Herbert Bayer (1900-1985) was one of the Bauhaus‘s most influential students, teachers, and proponents, advocating the integration of all arts throughout his career. Bauhaus was a German art school from 1919 to 1933 that combined crafts with the fine arts, and became famous for a new, unique, revolutionary approach to design.
Bayer worked as a graphic designer, painter, photographer, sculptor, art director, environmental and interior designer, and architect. He was the last living member of the Bauhaus.
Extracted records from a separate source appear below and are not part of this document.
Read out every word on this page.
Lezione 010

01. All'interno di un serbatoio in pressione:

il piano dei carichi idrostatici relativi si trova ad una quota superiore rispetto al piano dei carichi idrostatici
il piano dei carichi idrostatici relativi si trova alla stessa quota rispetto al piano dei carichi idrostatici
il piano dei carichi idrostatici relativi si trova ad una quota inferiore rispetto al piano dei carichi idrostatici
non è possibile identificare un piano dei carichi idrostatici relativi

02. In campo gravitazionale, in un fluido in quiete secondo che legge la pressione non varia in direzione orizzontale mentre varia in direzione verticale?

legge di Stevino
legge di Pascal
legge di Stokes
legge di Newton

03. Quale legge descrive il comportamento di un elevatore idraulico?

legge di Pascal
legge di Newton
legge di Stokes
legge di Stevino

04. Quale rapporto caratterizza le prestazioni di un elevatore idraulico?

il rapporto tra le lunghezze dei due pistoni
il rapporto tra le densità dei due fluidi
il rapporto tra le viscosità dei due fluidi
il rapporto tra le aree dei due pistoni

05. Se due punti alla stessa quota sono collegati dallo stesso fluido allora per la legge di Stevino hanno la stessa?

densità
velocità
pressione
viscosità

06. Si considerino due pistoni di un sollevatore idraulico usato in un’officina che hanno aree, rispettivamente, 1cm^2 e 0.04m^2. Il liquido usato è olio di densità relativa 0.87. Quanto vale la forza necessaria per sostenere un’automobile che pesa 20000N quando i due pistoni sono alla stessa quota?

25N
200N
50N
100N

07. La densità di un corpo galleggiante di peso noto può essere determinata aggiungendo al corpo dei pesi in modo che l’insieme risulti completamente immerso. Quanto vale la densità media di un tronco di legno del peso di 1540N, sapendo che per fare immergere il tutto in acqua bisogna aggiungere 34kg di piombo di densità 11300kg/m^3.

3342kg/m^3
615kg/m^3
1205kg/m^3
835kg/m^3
At the Bauhaus he studyed painting with Vasily Kandinsky and Paul Klee, and photography from László Moholy-Nagy. He taught typography and created his ”Universal Alphabet”, a typeface consisting of only lowercase letters that would become the signature font of the Bauhaus. He taught at the school until 1928, with courses on advertising, design, and typography.
Bayer began shooting photographs in 1928, after leaving the Bauhaus. From 1928 to 1938, he was based in Berlin working as a commercial artist.
Bayer utilized various media to create dynamic typefaces, paintings, and architecture. He used his knowledge of geometric shape integration to create aesthetically pleasing designs for advertisements. He was an art director for Vogue magazine in Berlin, and designed tourist pamphlets for the Third Reich’s hosting of the Olympic Games in 1936. But, he was labeled a ”degenerate artist”; fleeing the Nazis regime for NYC with an invitation from Alfred H. Barr, Jr., founding director of The Museum of Modern Art (MoMA), to do the installation of the exhibition Bauhaus: 1919–28 (1938) at MoMA. Bayer worked in close collaboration with the the great Edward Steichen, head of the museum’s young Department of Photography, designing the show Road To Victory (1942), a breakthrough approach to photography exhibition. Bayer remained in America for the remainder of his career. He became a citizen in 1944. One of those pesky immigrants, he arrived in this country with just $25.
Bayer’s work is in collections of the world’s great museums, including MoMa, The Los Angeles County Art Museum, and Denver Art Museum.